What are the specifications of the NVIDIA GeForce RTX 4080?

The NVIDIA GeForce RTX 4080 features 16GB of high-bandwidth memory, built on NVIDIA's Ada Lovelace architecture. It's suitable for learning, experimentation, and smaller ML projects. Consider your model size and batch requirements when evaluating if the VRAM capacity meets your needs.

What workloads is NVIDIA GeForce RTX 4080 on Salad best suited for?

The NVIDIA GeForce RTX 4080 on Salad is well-suited for learning, prototyping, small-scale experiments, and cost-sensitive inference tasks. Salad specifically excels at: Massive batch jobs; Fault-tolerant inference. Consider your model size, training data volume, and latency requirements when evaluating this combination for your specific use case.

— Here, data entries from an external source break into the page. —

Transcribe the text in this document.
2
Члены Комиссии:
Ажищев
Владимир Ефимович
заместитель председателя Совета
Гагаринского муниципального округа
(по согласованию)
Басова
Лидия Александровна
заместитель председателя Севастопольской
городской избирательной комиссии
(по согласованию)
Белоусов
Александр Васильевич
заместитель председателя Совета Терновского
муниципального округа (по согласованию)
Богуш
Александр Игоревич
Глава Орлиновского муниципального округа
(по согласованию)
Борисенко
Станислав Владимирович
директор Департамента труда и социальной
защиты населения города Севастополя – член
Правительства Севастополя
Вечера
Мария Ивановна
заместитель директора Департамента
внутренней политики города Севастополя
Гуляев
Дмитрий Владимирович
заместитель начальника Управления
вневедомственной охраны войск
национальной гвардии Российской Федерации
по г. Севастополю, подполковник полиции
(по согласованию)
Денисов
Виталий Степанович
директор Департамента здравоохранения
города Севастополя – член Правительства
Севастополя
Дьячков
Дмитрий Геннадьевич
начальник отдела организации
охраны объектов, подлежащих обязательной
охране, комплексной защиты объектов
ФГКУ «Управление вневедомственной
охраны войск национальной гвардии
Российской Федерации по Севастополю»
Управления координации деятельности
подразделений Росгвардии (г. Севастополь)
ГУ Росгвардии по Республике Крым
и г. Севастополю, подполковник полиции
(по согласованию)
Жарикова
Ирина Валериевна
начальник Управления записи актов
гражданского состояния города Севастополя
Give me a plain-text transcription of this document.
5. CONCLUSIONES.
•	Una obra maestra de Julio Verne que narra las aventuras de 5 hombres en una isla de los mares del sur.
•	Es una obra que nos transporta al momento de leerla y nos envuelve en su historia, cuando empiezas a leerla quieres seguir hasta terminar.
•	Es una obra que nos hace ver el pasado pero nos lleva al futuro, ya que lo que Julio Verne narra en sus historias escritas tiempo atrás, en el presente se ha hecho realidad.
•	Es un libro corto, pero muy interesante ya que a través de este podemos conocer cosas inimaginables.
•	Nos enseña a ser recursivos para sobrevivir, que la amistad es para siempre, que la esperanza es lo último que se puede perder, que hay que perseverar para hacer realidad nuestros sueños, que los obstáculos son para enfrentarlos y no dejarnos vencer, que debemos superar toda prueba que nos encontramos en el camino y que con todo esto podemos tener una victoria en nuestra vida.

What unique features does Salad offer for NVIDIA GeForce RTX 4080?

Salad differentiates itself with: Lowest pricing via residential node network; Decentralized consumer GPU network. These features may provide advantages depending on your specific workflow requirements and technical needs. Evaluate how these capabilities align with your ML infrastructure goals when making your decision.

How do I get started with NVIDIA GeForce RTX 4080 on Salad?

To get started with NVIDIA GeForce RTX 4080 on Salad, visit https://salad.com?utm_source=gpuperhour&utm_medium=referral to create an account. Most providers offer a straightforward signup process, and some provide initial credits for new users. Once registered, you can typically launch a NVIDIA GeForce RTX 4080 instance within minutes through their dashboard or API. We recommend starting with a small experiment to familiarize yourself with the platform before scaling up to larger workloads.

Related Pages

Compare RTX 4080 Across Providers

The RTX 4080 is available from 1 provider on GPUPerHour. Here is how other providers compare:

For a full comparison across all providers, see the RTX 4080 rental page. See all GPUs on Salad.